# I need to find a home for one 5 mo old neutered male bunny.



## Cheyrul (Jun 25, 2011)

He had been adopted with 2 of his litter mates but the guy could not keep all 3. He was born on Jan 14. Neutered on about June 6. He is fairly sweet, desperately wants to be with his 2 sisters but attacks his neutered brother, who is very submissive and my favorite (so darn it he cannot get away with that!) he is caged in the same room as the other bunnies because I have a small house and was never planning on having bunnies ... the daddy bunny is very aggressive to Maxwell and it is not fair. We have had 2 mishaps where Cookie Monster got out and attacked Max, one was my fault for not securing clamping the cage door shut with 2-3 clamps, which allowed Cookie to scooch thru the door. I was holding Max tonight and found 3 bite marks, one was big to me, all were mostly completely healed.
Cookie even tries to bite Max thru the cage. I think Max would probably be fine with Cookie if he did not attack him, but he does.
Please help. I am overwhelmed and do not want Max hurt and I am not particularly found of him spraying me when he is out exercising. Or my walls. ssd: Max is white with a black spot on one ear, black lined blue eyes and has a few small spots on his back. I could probably post pictures or email them to anyone interested. He is a sweet bunny who is not currently interested in anyone but the girl bunnies, however he is gentle and will allow you to hold him, does prefer but allows it.
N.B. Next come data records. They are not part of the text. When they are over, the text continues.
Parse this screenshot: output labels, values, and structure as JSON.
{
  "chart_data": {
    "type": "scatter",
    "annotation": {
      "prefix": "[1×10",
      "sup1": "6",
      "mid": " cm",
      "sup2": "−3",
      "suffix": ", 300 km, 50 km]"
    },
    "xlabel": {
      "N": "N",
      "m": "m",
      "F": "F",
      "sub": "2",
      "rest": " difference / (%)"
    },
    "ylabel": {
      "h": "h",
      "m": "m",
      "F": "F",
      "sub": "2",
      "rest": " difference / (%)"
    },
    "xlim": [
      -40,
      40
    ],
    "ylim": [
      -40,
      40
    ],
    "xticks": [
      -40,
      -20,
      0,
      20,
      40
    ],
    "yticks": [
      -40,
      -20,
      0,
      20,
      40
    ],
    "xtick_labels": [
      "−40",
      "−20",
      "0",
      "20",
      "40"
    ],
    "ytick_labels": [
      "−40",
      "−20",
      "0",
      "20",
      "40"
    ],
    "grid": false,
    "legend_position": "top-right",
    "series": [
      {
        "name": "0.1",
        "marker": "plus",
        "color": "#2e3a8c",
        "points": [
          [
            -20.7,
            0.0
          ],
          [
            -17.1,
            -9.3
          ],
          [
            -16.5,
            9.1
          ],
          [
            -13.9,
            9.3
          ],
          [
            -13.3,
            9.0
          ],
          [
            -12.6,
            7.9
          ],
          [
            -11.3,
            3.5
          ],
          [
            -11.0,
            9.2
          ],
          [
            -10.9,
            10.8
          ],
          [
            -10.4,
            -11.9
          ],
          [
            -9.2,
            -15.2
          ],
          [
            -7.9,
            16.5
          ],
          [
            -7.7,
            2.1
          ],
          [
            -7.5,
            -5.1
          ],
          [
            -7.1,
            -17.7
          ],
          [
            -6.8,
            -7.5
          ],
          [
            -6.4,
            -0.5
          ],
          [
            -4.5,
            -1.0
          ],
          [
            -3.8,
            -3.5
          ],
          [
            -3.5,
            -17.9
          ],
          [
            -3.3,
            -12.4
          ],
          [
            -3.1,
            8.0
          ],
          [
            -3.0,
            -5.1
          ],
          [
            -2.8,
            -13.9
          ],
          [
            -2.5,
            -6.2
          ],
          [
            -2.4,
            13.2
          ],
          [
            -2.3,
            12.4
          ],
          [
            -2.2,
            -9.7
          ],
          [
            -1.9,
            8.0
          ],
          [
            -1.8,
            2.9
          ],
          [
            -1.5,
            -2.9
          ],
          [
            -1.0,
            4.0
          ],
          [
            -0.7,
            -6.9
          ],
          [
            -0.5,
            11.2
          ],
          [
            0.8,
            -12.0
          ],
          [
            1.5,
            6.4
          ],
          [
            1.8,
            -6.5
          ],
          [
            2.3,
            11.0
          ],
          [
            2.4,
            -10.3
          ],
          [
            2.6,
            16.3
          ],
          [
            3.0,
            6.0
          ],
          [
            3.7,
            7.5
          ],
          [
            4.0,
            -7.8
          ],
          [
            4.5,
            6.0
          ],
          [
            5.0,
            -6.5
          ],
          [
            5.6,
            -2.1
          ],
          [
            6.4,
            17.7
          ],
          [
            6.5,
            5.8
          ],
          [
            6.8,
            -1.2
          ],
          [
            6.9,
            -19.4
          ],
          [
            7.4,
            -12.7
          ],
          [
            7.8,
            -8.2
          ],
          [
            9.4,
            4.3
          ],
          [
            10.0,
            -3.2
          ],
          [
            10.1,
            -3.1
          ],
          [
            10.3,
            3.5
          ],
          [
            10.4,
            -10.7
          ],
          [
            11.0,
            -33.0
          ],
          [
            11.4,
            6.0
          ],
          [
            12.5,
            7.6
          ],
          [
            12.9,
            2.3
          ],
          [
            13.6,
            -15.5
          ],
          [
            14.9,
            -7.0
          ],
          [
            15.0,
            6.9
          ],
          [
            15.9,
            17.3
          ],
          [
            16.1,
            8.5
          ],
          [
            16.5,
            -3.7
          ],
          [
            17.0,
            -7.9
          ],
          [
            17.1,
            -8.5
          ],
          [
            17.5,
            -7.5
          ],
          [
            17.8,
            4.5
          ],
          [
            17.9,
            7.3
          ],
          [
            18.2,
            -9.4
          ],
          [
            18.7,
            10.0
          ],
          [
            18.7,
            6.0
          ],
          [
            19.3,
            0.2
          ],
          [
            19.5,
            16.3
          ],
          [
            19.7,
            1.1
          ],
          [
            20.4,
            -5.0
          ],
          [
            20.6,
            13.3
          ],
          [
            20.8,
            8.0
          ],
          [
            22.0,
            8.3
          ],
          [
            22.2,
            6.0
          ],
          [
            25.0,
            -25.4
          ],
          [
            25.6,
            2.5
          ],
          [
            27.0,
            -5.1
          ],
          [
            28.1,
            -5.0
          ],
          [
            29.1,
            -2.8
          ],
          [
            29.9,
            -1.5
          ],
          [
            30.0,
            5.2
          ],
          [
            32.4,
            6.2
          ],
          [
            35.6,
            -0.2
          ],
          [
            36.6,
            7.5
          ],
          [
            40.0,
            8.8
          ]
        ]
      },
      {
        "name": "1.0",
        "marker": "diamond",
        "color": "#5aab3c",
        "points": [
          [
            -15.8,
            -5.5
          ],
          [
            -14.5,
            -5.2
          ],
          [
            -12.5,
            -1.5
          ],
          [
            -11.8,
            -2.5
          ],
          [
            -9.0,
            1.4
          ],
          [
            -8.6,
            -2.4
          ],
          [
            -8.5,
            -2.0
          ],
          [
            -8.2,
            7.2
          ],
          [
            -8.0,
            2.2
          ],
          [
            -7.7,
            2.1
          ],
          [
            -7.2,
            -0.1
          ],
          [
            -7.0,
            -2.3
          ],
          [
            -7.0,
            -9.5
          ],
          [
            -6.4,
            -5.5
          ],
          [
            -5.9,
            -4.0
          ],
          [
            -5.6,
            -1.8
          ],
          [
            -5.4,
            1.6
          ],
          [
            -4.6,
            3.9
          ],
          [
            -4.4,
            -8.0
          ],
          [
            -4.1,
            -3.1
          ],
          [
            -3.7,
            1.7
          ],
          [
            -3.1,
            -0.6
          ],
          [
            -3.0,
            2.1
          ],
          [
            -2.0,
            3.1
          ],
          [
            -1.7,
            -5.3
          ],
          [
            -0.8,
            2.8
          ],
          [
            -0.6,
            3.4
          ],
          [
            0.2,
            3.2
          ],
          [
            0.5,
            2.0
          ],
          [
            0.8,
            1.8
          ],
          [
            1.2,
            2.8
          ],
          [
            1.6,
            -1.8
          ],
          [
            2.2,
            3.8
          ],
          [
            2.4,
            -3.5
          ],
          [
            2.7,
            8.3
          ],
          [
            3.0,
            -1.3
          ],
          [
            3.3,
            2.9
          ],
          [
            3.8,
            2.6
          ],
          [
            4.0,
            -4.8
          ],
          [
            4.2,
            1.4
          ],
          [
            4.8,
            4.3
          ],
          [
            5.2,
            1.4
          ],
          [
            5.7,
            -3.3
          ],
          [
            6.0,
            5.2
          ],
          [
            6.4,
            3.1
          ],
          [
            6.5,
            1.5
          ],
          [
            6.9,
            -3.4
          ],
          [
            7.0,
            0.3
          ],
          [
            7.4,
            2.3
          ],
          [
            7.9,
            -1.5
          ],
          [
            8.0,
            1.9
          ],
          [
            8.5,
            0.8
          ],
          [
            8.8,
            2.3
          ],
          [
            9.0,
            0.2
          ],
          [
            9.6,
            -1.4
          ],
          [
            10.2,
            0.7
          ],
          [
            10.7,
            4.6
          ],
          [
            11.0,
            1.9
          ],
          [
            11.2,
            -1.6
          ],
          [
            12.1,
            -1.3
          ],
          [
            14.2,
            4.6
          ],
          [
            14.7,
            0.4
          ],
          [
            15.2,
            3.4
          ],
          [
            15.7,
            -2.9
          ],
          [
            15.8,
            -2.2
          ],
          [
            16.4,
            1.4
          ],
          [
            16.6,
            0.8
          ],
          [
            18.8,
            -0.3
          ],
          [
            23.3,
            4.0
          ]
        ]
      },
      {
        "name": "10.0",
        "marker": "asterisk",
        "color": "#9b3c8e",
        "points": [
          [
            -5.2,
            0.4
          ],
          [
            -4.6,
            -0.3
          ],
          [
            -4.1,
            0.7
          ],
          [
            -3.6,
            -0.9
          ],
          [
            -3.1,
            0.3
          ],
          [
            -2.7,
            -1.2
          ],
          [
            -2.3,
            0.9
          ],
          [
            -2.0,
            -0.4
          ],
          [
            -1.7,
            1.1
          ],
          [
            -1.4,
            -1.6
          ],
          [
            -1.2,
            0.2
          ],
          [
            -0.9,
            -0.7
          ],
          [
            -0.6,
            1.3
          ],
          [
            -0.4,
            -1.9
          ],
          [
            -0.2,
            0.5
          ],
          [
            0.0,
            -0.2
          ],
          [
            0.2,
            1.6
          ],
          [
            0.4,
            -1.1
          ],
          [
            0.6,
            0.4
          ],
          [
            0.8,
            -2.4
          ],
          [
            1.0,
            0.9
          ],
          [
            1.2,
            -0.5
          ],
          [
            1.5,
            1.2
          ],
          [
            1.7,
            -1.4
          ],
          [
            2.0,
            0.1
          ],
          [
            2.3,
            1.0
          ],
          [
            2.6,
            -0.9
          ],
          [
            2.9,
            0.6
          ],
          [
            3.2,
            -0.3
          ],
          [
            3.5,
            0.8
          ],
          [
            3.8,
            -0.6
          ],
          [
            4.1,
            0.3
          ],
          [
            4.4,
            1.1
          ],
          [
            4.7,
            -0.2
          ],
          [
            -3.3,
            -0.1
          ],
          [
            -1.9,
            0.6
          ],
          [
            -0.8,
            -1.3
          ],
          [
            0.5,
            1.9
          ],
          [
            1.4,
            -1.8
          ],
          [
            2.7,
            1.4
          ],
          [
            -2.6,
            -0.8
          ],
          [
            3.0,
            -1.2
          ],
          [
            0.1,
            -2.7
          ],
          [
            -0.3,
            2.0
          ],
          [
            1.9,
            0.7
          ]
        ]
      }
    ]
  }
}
Likes his head rubbed and tolerates nail clippings fine. I would prefer he be an indoor bunny because we live in SW FLA and I just read the thread about overheated bunnies  
Oh, he is mostly box trained in his cage. I think once he is rid of his hormones he and not around a dominant male and girls, he would be fine. He only pees and leaves poops around the other bunny cage.


----------



## Nancy McClelland (Jun 25, 2011)

ray:


----------



## Cheyrul (Jun 28, 2011)

I am so struggling. No one wants this sweet bunny, at least no one from our social groups, church and family. I am so hesitate to put him on Craiglist or post him up at a pet store(well, not him personally but his photo and stats) as I fear someone will less than wonderful intent will take him for their snake or something. 
I am considering calling a private petting zoo person our church used for its live nativity scene. The woman never left her pets unattended, she stayed personally to supervise children and people to make sure people offered food to the goats, cow and donkey correctly as to not get bit or tease, etc. However, the church did not have bunnies at the nativity so I am not sure how she handles her rabbits.


----------